Automation and cost savings are key drivers for contact centers investing in AI, but these ideas are too high-level to build a business case around. Automation holds universal appeal, especially for contact centers, which are still primarily rooted in legacy technology and have limited automation capabilities. As customer demand continues to change, the need for more and better automation becomes greater.
There are two sides to the automation coin to consider–customer-facing and internal. For customer-facing needs, self-service is a prime use case for automation, as legacy IVR falls short of meeting expectations. For this post, we’ll focus on the flip side of how automation brings value to internal operations.
Contact centers can stand to improve efficiencies in many areas, mainly due to the constraints of legacy technologies. Many tasks and processes in these environments have major manual components that cannot keep up with today’s fast-paced digital customer expectations. This is where AI-driven automation comes into play, not just for what customers demand but for the operational efficiencies that keep things running behind the scenes. To illustrate, here are three ways contact center AI can improve operational efficiency.
1. Automating Workflows
Seamless customer experiences (CX) may be transparent to the customer, but this requires a high degree of orchestration internally. Consider the range of workflows and processes needed to pull all the correct information together at the right time for every agent and interaction.

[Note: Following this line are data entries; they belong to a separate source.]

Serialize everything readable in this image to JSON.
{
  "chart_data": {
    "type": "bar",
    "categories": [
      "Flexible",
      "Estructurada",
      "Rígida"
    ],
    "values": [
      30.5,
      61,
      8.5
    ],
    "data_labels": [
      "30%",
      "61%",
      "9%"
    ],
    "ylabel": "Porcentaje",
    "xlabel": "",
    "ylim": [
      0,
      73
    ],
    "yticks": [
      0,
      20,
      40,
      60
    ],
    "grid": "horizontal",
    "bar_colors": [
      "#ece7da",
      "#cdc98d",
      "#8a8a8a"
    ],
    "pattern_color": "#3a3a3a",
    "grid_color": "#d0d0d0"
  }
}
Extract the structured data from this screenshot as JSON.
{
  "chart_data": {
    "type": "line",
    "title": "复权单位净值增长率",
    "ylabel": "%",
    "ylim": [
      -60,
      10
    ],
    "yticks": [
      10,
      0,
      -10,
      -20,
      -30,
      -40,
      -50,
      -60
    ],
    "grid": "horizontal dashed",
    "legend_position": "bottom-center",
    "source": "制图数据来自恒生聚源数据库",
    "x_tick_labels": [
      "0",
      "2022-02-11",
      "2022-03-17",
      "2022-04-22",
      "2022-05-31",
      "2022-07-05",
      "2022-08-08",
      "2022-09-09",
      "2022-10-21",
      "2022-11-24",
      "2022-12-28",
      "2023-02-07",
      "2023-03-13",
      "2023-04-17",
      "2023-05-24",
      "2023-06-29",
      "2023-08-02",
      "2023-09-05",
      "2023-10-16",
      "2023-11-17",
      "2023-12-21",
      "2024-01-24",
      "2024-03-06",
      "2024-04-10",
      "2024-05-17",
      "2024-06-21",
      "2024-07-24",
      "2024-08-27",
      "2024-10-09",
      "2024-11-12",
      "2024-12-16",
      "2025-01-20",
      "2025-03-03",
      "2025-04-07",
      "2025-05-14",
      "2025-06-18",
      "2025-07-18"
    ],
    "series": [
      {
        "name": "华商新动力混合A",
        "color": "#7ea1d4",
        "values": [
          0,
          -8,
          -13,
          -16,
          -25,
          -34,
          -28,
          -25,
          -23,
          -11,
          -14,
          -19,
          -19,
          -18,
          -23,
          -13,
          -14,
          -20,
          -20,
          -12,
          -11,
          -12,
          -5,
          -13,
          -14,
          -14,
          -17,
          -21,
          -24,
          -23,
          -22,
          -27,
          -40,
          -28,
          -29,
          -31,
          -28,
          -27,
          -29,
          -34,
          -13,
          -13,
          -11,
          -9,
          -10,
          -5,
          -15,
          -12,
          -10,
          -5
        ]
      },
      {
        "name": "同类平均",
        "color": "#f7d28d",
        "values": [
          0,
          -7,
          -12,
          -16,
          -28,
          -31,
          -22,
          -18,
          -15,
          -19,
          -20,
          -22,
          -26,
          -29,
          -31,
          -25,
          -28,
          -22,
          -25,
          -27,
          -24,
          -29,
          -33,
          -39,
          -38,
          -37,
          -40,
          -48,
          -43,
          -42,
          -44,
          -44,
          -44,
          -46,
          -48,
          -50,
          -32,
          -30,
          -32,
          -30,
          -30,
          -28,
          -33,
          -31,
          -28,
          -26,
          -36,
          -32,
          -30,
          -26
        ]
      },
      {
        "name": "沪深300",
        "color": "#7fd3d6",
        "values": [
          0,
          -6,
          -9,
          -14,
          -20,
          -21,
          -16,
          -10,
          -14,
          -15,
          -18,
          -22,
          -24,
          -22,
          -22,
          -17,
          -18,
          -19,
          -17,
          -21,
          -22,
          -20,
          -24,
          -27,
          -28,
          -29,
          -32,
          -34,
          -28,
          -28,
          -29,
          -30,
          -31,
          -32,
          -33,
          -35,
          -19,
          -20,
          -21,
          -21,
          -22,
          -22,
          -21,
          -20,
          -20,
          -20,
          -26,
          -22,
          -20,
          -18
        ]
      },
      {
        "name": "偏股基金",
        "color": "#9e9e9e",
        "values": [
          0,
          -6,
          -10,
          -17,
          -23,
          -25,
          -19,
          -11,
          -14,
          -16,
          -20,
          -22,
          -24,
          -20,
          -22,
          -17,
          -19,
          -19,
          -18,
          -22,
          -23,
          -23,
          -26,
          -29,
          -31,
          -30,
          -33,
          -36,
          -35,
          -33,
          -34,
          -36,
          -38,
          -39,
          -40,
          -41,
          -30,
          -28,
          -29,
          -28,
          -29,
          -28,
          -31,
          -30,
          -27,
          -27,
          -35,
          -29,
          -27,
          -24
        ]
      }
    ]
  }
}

Aside from agents sharing information among themselves, supervisors have direct and real-time workflows to manage with each agent.
Another layer down, there are processes between agents and various operational functions to manage things like address changes, order processing, payments, refunds/credits, approvals, scheduling, and workforce management. All of this is required for agents to be effective in their roles, and given the real-time nature of customer service interactions, internal operations must be efficient.
To varying degrees, these workflows run in isolation and require numerous human touchpoints. When call volumes are steady, operations can be fairly efficient, but these workflows break down when they rise or spike suddenly. Legacy contact center technologies may perform well for their intended purpose, but they don’t scale well when conditions change and are not adaptable when adding new forms of automation.
The starting point for AI-powered automation is that most of these workflows require manual inputs for highly structured processes. The ideal conditions for contact center AI are mapped-out workflows that can be handled in less time and with greater accuracy. With machine learning (ML), AI will keep improving, and analytics will help contact centers identify patterns across workflows that can lead to new efficiencies.
2. Automating Self-Service & Routing
This area directly impacts customers. Automating self-service and responses to inquiries improves customer satisfaction and reduces the volume of interactions agents need to handle, optimizing workflows and improving efficiency.
Contact center AI, such as conversational AI and chatbots, has improved its ability to understand context and intent, which improves its ability to route conversations when needed. For self-service, this means having customer-facing chatbots that can handle more complex inquiries, reducing the need for agent handoffs.
On the other hand, AI-based routing can assess the skill set of all available agents in real time and determine which agent is the best fit for each inquiry.
3. Automating Conversation Summaries
In most contact centers, agents must manually summarize each call, which is time-consuming and puts pressure on busy agents. Not surprisingly, these notes are often incomplete and inaccurate.
However, this information is critical for improving operations and understanding the customer, which makes this a leading use case for contact center AI. Since calls are recorded, the conversations become digital, making it easy to produce transcriptions. This is a common capability, and with AI, the transcripts can provide a much more significant impact on operational efficiency.
What AI brings is the ability to extract action items from those transcripts. AI can automate the entire post-call process. Even with a small amount of training, AI can tie in a customer’s entire journey with a contact center and contextually understand what needs to be done after the interaction. Then, those action items can be passed on to the correct people. Aside from making every agent’s job easier, the payoff becomes even more significant when considering the collective impact on overall operations.